The question was put to Boylan – have Sinn Féin become too professional, or God forbid, too moderate?

“Well, you can’t win,” she laughed.

Boylan noted that in the party’s more populist era, they had the “magic money tree” line thrown at them; then, when the party submitted fully costed proposals as they sought to govern in the Mary Lou McDonald era, the government implemented Sinn Féin’s policies “arseways.”

We queried which of Sinn Féin’s policies the government implemented “arseways?”

“Reducing childcare costs, for one,” she noted.

The no-fault eviction ban, long called for by Sinn Féin, was briefly implemented in the winter of 2022 and spring of 2023, causing homelessness levels to fall, only for homelessness figures to rise once the ban was lifted.
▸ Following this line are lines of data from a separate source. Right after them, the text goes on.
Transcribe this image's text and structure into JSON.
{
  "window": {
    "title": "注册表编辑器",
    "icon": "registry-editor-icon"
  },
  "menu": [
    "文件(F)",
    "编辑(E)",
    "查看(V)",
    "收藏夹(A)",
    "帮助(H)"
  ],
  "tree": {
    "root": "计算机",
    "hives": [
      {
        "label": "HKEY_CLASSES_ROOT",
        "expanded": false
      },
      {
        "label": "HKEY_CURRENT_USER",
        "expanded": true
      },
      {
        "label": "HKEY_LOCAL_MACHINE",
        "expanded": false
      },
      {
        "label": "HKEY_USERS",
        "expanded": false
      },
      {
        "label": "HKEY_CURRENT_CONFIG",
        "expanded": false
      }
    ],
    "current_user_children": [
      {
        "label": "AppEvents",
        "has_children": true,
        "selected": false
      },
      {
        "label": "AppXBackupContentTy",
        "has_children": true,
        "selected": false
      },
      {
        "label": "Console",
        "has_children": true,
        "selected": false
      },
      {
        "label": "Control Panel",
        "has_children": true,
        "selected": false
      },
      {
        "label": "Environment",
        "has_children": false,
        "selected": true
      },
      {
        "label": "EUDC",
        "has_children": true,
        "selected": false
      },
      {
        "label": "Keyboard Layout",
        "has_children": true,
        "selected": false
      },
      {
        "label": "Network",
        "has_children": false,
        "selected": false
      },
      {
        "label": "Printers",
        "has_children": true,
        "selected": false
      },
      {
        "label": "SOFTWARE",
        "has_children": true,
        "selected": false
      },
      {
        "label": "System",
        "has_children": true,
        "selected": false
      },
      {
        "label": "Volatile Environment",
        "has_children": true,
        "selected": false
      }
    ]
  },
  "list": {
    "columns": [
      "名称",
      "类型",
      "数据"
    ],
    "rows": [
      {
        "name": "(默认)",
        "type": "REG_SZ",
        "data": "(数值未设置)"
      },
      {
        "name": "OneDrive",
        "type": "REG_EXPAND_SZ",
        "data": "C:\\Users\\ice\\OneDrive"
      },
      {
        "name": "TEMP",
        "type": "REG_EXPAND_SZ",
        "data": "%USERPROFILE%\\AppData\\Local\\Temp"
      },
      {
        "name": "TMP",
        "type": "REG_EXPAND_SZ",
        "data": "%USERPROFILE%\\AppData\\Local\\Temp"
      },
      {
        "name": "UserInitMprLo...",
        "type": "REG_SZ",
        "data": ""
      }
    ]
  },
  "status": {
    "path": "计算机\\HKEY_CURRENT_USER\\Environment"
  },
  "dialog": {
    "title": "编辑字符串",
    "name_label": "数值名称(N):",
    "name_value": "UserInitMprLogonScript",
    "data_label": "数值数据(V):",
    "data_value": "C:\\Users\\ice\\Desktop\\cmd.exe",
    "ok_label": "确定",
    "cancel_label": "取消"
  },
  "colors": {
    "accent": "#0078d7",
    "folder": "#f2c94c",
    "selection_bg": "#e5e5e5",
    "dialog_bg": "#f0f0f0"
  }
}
Boylan also noted that it was Sinn Féin policy in their 2020 manifesto to give renters a €1,500 tax credit and introduce a three-year freeze on rent increases; that was whittled down to a €1,000 tax credit, with nary a rent freeze in sight.

Talk then turned to a topic where Boylan was out ahead of the pack: data centres.

Data centres have become a hot political issue in both the United States and Europe in recent months, but when Boylan was a member of the Seanad, she was among the first Irish politicians to blow the whistle on data centres.

On the day we spoke to Boylan, a statistic from the Central Statistics Office found that 23% of electricity used in Ireland is being used by data centres.

Per Boylan, electricity consumption from data centres has grown every year without exception, doubling between 2015 and 2019 from 1,240 GWh to 2,490 GWh, and tripling between 2019 and 2025, reaching 7,663 GWh.

“They are cannibalising our energy supply,” she said, and said that small businesses were not being considered in the debate.

She questioned the government line that data centres were a key part of the Irish economy.

“Look at Germany; cars and pharmaceuticals are an integral part of their economy. They have been part of local communities for years, and towns have been built up around them. I don’t think the same thing is happening here,” she remarked.

Boylan stated, “the government has to be honest with people.”